As manifestações não são o protesto de descontentamento e desacordo pelas políticas seguidas. São arruaças dos cidadãos que põem em causa a paz social. A deles. Inúteis.

As greves são paralisações do trabalho ditadas por interesses político-partidários ou por nenhuns objectivos. Nunca por interesses laborais ou melhores condições de trabalho. O que os grevistas pretendem são fins-de-semana prolongados. Coisas orquestradas pela oposição, formas de conquista de poder dentro e fora das empresas.

Os “ intelectuais”, com receio da mudança, os opinion makers, com arrogância, estão sempre a favor do direito à greve (“eu sou a favor da greve”).  Como os Governos: “a greve é um direito mas…”. No abstracto. Quando ela se desencadeia, tudo é complicado. Não tem explicação, muito menos justificação. A crise, a austeridade, as dificuldades das empresas, etc. Ponderado é os trabalhadores esperarem. Findo o ajustamento e depois o cautelar, isso sim, será altura de greves.

Greves são as que Lech Valesa liderou em Gdansk, em 1980 e os mineiros na Inglaterra de Margaret Thatcher, em 1984/85. Há o conforto e descanso de movimentos grevistas perdidos na História. Já não contagiam. Essas sim, são greves. Do século passado. Agora os homens do lixo de Lisboa! Isso não. É incómodo, insalubre. E é. A entidade patronal não sabe das condições miseráveis em que trabalham. Fica a saber da relevância social desse labor. Os trabalhadores dos CTT fazem greve porque uma boa empresa foi privatizada. O Estado ficou com uns cêntimos para o défice! A bolsa ficou feliz. Os “investidores tradicionais” (leia-se: especuladores) ganham sempre. O pequeno investidor perde tudo. O Estado não tem nada a ver com correios e telecomunicações. Nem estas são actividades impreteríveis “à satisfação de necessidades sociais”!!!

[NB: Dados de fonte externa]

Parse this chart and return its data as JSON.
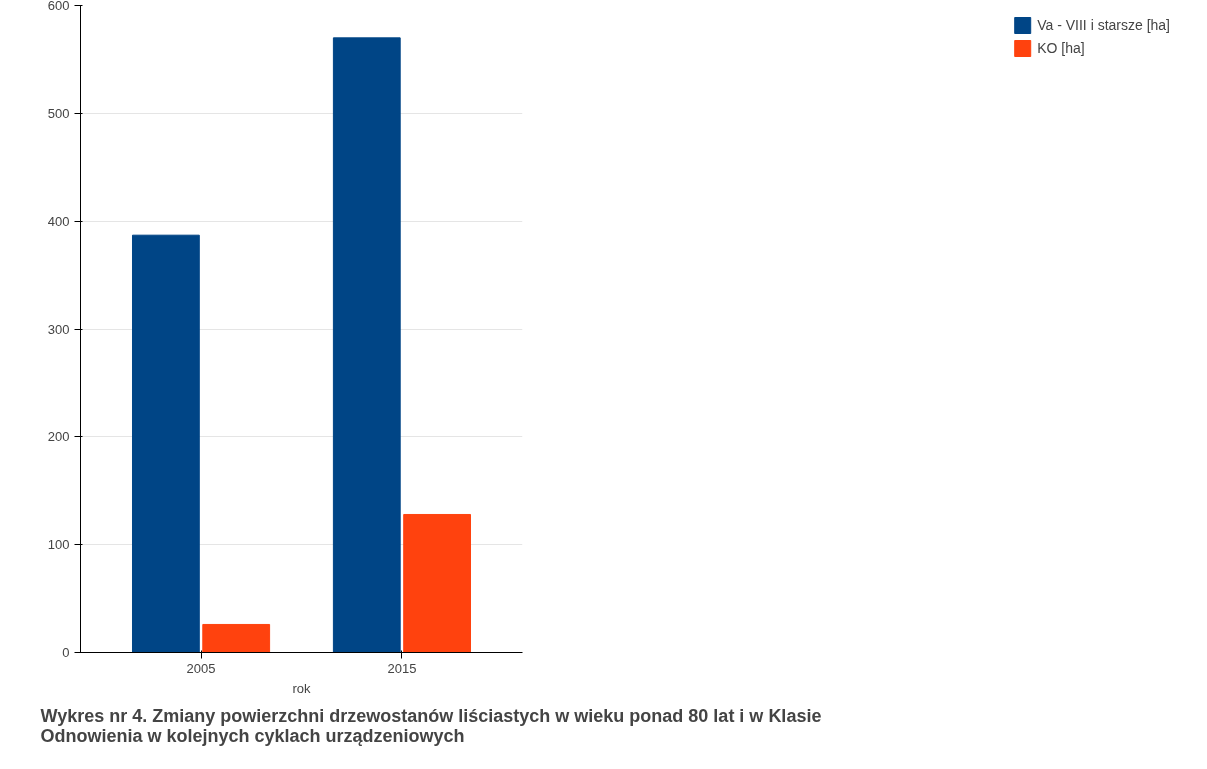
{
  "chart_data": {
    "type": "bar",
    "title": "Wykres nr 4. Zmiany  powierzchni drzewostanów liściastych w wieku ponad 80 lat i w Klasie Odnowienia w kolejnych cyklach urządzeniowych",
    "xlabel": "rok",
    "categories": [
      "2005",
      "2015"
    ],
    "series": [
      {
        "name": "Va - VIII i starsze [ha]",
        "color": "#004586",
        "values": [
          387,
          570
        ]
      },
      {
        "name": "KO [ha]",
        "color": "#ff420e",
        "values": [
          26,
          128
        ]
      }
    ],
    "ylim": [
      0,
      600
    ],
    "yticks": [
      0,
      100,
      200,
      300,
      400,
      500,
      600
    ],
    "grid": "y",
    "legend": "right"
  }
}
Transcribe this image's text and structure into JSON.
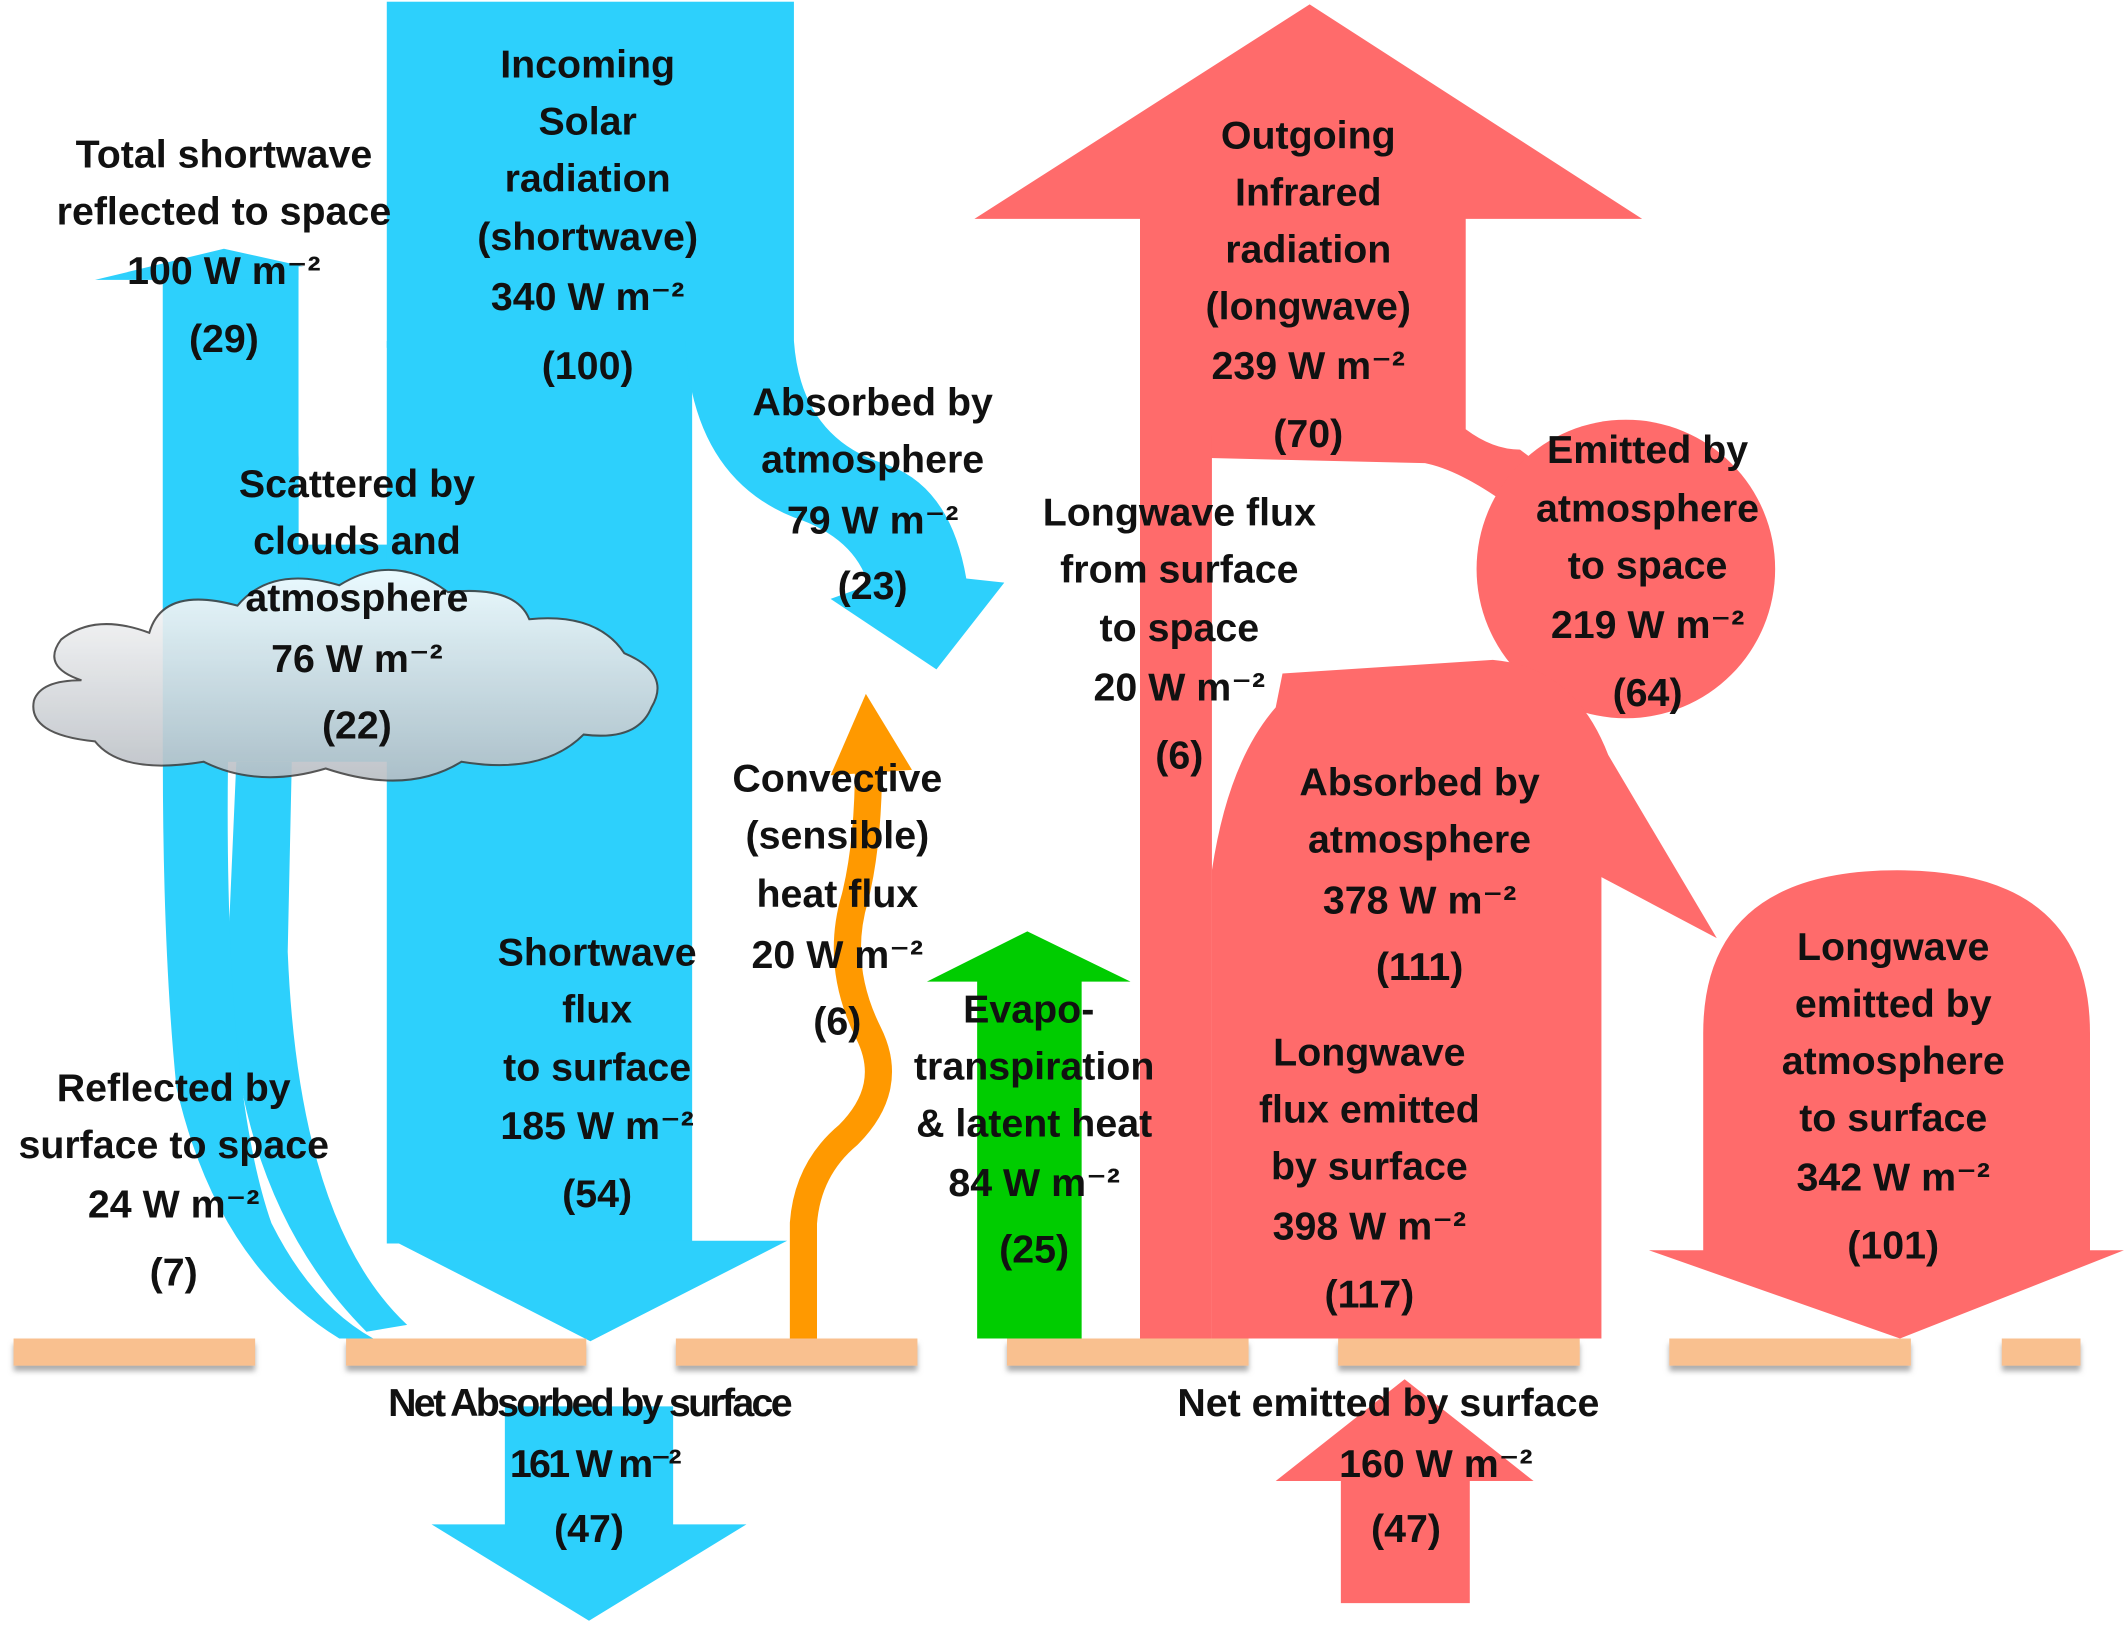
{
  "colors": {
    "shortwave": "#2DD0FC",
    "longwave": "#FF6B6B",
    "convective": "#FF9900",
    "latent": "#00CC00",
    "ground": "#F9C08F",
    "cloud": "#D8DCE0"
  },
  "labels": {
    "total_reflected": {
      "lines": [
        "Total shortwave",
        "reflected to space"
      ],
      "value": "100 W m⁻²",
      "percent": "(29)"
    },
    "incoming_solar": {
      "lines": [
        "Incoming",
        "Solar",
        "radiation",
        "(shortwave)"
      ],
      "value": "340 W m⁻²",
      "percent": "(100)"
    },
    "sw_absorbed_atmosphere": {
      "lines": [
        "Absorbed by",
        "atmosphere"
      ],
      "value": "79 W m⁻²",
      "percent": "(23)"
    },
    "scattered": {
      "lines": [
        "Scattered by",
        "clouds and",
        "atmosphere"
      ],
      "value": "76 W m⁻²",
      "percent": "(22)"
    },
    "sw_to_surface": {
      "lines": [
        "Shortwave",
        "flux",
        "to surface"
      ],
      "value": "185 W m⁻²",
      "percent": "(54)"
    },
    "reflected_surface": {
      "lines": [
        "Reflected by",
        "surface to space"
      ],
      "value": "24 W m⁻²",
      "percent": "(7)"
    },
    "convective": {
      "lines": [
        "Convective",
        "(sensible)",
        "heat flux"
      ],
      "value": "20 W m⁻²",
      "percent": "(6)"
    },
    "latent": {
      "lines": [
        "Evapo-",
        "transpiration",
        "& latent heat"
      ],
      "value": "84 W m⁻²",
      "percent": "(25)"
    },
    "outgoing_ir": {
      "lines": [
        "Outgoing",
        "Infrared",
        "radiation",
        "(longwave)"
      ],
      "value": "239 W m⁻²",
      "percent": "(70)"
    },
    "emitted_atm_space": {
      "lines": [
        "Emitted by",
        "atmosphere",
        "to space"
      ],
      "value": "219 W m⁻²",
      "percent": "(64)"
    },
    "lw_surface_space": {
      "lines": [
        "Longwave flux",
        "from surface",
        "to space"
      ],
      "value": "20 W m⁻²",
      "percent": "(6)"
    },
    "lw_absorbed_atmosphere": {
      "lines": [
        "Absorbed by",
        "atmosphere"
      ],
      "value": "378 W m⁻²",
      "percent": "(111)"
    },
    "lw_emitted_surface": {
      "lines": [
        "Longwave",
        "flux emitted",
        "by surface"
      ],
      "value": "398 W m⁻²",
      "percent": "(117)"
    },
    "lw_atm_to_surface": {
      "lines": [
        "Longwave",
        "emitted by",
        "atmosphere",
        "to surface"
      ],
      "value": "342 W m⁻²",
      "percent": "(101)"
    },
    "net_absorbed": {
      "lines": [
        "Net Absorbed by surface"
      ],
      "value": "161 W m⁻²",
      "percent": "(47)"
    },
    "net_emitted": {
      "lines": [
        "Net emitted by surface"
      ],
      "value": "160 W m⁻²",
      "percent": "(47)"
    }
  }
}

Greve porquê e para quê? Há por aqui um enorme equívoco.

A crítica entra também no exercício concreto do direito à greve. Claro.       

O que não pode (e aí está o equívoco) é, na prática, reduzir tal direito ao papel. Torná-lo uma abstracção. Definir-lhe os contornos. Apertá-lo. Cortá-lo.

São os trabalhadores quem determina as razões da greve, quando a fazem, que objectivos têm.

Como a greve, o direito ao trabalho digno, o salário justo, as reformas, manifestações, não constituem abstracções. Antes concretos direitos.

Por mais que custe ao Governo e aos que não as digerem.